Since becoming a starter early in the 2010-11 season DeAndre Jordan has more than 350 blocked shots. He was 16th in the NBA last season in blocks per game (1.37). The sixth-year center has been called the anchor of the Clippers’ defense on numerous occasions and new Clipper Antawn Jamison said Jordan is one of the most important players on the roster.

“He is a piece that we need,” Jamison said after he signed on Aug. 28. “If he’s in there blocking shots, dunking on people, bringing that energy, that positive energy, that makes us even better.”

Perhaps nothing gets the team more energized defensively than Jordan’s blocked shots, which often come in emphatic fashion. Here is a list of Jordan’s five best blocks from 2012-13, which were determined by impact on the game, skill level and, of course, the overall “wow” factor:

5. Feb. 8, 2013 at Miami: Fit for a King

The two-time defending champion Miami Heat are arguably the deadliest team in the league in transition when LeBron James and Dwyane Wade are involved. But during their Feb. 8 meeting in Miami, the Clippers get back on defense in a hurry. After a long rebound off a missed 3-pointer Wade finds James trailing the initial push and James weaves his way to the rim where Jordan meets him. As James, a three-time MVP, throws his body into Jordan’s chest Jordan absorbs the contact and practically swallows the layup attempt with both hands, knocking James to the ground in the process.

4. Apr. 17, 2013 at Sacramento: Me Oh My Cousins

Mercurial Kings center DeMarcus Cousins had an effective night against the Clippers in the regular-season finale. However, Jordan got the best of him here. A few minutes after Cousins fooled Jordan with a similar head fake and spin move in the paint. This time Jordan didn’t bite. He waited patiently for Cousins to make his move and as Cousin’s spins toward the right block swats the shot into the third row with his right hand. It was the second time Jordan rejected Cousins on the night and was his 112th and final block of the 2012-13 regular season. 

3. Nov. 17, 2012 vs. Chicago: Cleaning Up Chi-Town

In a blowout victory early in the season against the Bulls, Jordan came one shy of his career high in blocks. He tallied seven on the day, sending away a shot once every four minutes. There was a nice one against Carlos Boozer, another against Luol Deng on a floater in the lane and yet another on a put-back attempt by Joakim Noah. Still, the best came with 3:04 left in the second quarter. Jamal Crawford made a 3-pointer off one leg on one end and seconds later Kirk Hinrich drives left past Chris Paul. Jordan rotates from the left side of the lane to the right to swat Hinrich’s layup off the backboard. Not only did he protect the rim, but he kept the play alive and saved it along the sideline.

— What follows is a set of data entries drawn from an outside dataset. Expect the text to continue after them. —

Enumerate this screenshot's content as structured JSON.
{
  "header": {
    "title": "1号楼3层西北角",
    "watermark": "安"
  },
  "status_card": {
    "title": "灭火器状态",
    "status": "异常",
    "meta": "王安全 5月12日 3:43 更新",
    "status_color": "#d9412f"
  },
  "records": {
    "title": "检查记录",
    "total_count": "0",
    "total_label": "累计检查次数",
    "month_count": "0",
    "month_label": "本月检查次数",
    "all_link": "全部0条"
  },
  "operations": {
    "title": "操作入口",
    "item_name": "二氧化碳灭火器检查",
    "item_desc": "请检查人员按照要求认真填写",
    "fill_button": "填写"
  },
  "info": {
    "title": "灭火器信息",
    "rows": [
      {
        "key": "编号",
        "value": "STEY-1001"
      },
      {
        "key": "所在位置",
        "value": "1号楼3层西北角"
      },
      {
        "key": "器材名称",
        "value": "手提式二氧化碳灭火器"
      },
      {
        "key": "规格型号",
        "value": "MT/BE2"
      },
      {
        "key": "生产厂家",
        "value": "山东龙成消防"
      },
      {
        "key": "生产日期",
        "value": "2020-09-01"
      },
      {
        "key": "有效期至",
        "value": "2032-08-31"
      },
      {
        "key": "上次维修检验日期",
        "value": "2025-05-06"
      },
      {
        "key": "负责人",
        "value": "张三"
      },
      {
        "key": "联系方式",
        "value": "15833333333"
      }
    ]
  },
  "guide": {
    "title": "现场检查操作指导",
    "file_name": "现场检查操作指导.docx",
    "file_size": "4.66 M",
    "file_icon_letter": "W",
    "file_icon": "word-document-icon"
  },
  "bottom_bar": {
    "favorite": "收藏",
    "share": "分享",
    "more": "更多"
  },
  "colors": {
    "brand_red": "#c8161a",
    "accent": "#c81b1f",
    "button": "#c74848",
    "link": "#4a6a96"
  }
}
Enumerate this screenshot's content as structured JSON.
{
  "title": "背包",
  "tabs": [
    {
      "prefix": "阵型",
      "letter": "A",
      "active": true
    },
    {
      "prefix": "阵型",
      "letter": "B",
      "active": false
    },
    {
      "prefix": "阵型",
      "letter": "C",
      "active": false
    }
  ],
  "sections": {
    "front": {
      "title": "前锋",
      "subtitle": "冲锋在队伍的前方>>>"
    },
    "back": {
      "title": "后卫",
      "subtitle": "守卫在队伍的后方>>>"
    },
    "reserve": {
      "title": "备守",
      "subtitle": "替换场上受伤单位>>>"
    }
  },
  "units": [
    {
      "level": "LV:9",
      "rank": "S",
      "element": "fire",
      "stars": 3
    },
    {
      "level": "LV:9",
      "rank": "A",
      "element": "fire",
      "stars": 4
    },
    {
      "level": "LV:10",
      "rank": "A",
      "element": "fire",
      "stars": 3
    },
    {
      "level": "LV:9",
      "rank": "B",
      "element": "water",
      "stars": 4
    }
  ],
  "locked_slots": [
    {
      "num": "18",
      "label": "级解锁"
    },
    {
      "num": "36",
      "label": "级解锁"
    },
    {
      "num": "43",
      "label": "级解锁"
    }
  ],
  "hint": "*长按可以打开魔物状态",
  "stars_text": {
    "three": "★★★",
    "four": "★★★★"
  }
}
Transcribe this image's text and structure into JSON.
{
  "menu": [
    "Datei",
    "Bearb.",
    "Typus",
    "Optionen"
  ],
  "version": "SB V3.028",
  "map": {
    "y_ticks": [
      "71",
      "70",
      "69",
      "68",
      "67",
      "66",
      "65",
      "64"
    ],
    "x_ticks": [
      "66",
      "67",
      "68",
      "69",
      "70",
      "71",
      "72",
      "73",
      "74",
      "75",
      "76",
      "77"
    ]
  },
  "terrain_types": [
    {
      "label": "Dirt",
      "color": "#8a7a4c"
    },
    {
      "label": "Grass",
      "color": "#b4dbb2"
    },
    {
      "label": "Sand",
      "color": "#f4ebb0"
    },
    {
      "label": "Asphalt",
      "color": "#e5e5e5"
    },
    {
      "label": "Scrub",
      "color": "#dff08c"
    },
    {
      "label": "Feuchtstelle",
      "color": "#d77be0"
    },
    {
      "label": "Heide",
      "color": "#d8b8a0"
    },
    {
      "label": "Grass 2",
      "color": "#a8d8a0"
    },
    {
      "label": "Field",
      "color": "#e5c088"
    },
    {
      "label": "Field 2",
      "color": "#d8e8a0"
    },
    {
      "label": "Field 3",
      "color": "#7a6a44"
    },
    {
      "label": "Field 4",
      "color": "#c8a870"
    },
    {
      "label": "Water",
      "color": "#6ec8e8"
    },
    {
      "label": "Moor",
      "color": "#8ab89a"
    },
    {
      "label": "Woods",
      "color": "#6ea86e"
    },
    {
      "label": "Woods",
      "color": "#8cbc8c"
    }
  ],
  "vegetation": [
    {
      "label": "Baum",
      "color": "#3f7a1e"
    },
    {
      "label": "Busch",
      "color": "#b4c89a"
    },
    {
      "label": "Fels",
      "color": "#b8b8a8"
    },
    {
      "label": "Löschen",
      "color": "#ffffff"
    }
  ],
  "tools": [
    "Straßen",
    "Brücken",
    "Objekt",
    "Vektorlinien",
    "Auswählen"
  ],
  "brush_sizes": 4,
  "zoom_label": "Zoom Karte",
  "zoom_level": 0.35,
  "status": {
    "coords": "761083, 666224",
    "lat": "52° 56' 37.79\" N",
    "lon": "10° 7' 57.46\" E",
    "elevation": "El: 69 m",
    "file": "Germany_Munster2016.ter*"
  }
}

2. Jan. 15, 2013 at Houston: Bump, Set, Spike

Contrary to the previous play, Jordan does not keep this one in play. But who cares? While the best basketball play is keeping a block alive to ignite a potential fast-break basket, the more exciting of the two options is arguably when the ball gets rocketed into the stands with the kind of emphatic slap reminiscent of a volleyball spike. Here Jordan shows his ability to help from the weak side and cover up for a teammate as well. With Caron Butler caught in a mismatch against Patrick Patterson, Jordan waits for Patterson to dribble three times backing Butler down. As Patterson makes his move to attempt a jump hook over his left shoulder, Jordan rotates, times his jump perfectly and spikes the ball into the Rockets’ bench. It doesn’t hurt that Jordan did it in front of his hometown fans in Houston. 

1. Dec. 3, 2012 at Utah: Game-saving Swat

Jordan had far more athletic dunks and ones that may have been more aesthetically pleasing. However, Jordan’s block of Al Jefferson’s floater with the game on the line was by far the most important. It was the early stages of the Clippers’ 17-game winning streak, a game in Utah that swung back and forth before the Clippers grabbed a two-point lead with less than a minute remaining. Randy Foye found Paul Millsap open and Jordan scrambled to recover, rushing to Millsap. Jefferson simultaneously cut down the center of the lane and Millsap quickly passed it to him. Jordan switched back to Jefferson and knocked Jefferson’s flip shot “out of the sky” and into the right corner where the Clippers retained possession in front of their bench with 24.9 seconds to go and a 101-99 lead.